5.18.6 It was also suggested that all competent providers of maternity care (including independent midwives who are currently denied personal indemnity insurance) be included if a limited scheme specific to neurological impaired infants was introduced.

5.19 Question 12.1

Question 12.1: What are your views on the Review Group's suggestion that the future care component of any compensation in such cases could be provided in the form of a guarantee of delivery of services (both medical and social care) to meet the needs of the child, instead of by way of a monetary sum?
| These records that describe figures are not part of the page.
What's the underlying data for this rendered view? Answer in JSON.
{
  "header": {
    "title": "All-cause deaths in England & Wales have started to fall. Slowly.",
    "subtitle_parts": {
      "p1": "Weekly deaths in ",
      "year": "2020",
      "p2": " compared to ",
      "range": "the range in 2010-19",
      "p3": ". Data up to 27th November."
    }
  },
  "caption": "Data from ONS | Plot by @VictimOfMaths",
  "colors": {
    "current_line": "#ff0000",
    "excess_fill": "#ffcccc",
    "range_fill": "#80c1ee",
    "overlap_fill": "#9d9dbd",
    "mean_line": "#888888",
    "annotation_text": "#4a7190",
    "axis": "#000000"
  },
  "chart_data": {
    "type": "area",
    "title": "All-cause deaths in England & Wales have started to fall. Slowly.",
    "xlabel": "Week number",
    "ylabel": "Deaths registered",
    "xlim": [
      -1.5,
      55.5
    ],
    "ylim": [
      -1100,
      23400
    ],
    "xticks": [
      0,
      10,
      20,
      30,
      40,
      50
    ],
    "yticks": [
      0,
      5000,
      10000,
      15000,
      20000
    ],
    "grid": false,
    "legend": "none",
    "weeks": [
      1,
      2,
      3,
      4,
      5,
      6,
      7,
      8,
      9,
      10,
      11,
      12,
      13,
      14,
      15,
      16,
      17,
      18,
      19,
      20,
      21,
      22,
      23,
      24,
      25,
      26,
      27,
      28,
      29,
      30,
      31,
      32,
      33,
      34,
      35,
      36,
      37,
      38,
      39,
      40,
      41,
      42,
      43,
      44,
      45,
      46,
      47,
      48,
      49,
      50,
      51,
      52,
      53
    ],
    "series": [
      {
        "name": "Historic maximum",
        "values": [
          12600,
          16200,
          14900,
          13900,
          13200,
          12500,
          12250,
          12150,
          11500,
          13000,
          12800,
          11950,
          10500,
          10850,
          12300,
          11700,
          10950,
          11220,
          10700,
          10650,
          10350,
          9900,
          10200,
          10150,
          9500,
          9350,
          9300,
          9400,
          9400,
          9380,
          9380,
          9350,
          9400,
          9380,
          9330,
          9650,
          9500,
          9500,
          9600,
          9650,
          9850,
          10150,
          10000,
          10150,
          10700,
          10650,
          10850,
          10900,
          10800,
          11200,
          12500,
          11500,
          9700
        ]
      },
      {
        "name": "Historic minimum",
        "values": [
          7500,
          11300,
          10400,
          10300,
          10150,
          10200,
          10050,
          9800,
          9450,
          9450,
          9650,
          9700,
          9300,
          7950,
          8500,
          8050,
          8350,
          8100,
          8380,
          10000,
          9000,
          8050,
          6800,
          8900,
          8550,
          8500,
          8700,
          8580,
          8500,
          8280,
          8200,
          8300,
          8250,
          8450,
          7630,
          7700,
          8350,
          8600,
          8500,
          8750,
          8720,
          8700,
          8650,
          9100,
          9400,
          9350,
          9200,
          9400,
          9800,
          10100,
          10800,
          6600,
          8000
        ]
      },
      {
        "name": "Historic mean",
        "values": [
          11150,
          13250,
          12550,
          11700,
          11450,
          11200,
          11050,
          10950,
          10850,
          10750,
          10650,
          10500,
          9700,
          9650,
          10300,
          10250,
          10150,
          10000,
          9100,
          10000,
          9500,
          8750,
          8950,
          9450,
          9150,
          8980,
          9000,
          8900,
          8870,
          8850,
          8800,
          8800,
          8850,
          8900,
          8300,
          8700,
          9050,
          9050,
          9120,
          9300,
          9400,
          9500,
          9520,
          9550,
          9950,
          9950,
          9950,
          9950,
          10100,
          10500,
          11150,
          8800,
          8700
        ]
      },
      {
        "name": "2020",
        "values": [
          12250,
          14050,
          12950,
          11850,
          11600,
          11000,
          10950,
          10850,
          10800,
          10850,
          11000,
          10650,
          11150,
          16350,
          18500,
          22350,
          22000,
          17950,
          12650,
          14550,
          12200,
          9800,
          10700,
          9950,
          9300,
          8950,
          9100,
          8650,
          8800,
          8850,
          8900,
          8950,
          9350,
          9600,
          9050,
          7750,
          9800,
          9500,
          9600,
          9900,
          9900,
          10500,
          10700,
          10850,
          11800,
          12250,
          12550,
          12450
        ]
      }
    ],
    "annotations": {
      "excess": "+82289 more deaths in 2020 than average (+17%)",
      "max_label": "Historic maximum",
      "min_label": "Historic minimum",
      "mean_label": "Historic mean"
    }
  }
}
5.19.1 Although this was thought to be laudable and could be effective concerns were raised that the effectiveness of such an approach would depend entirely on the quality and level of social welfare support and hospital care being universally and comprehensively available. Other points raised included:

"…good in theory but sadly there are limitations which in practice are very difficult to administer. This can also take away some basic human rights such as making decisions for your own child/self." Individual

"Whilst initially appealing, there are potential issues in such an approach. For example, if the family involved were to move into or outside of Scotland, how would this be applied? Would their guaranteed services be converted into a lump sum payment or would payment be made to support their care in whichever county they moved to?" Royal College of Surgeons of Edinburgh

"I would hope that in a civilised society with a sense of social justice and welfare state a guarantee of such services would be available to any child with a disability whether a claim is made or not." Individual

5.20 General comments

5.20.1 This section of the consultation invited any additional general comments respondents wished to offer. As indicated in the Introduction, where appropriate, the comments offered in this section have been incorporated with the comments provided in response to the consultation questions 1 to 12. The additional points offered/raised included:

  • personal experiences of the current clinical negligence scheme and also experiences of no-fault system in other countries
  • Ensuring system included victims of breaches of data protection
  • Impact of the integration of health and social care
  • Clarification on what happens if a Scottish patient is sent to England for NHS treatment.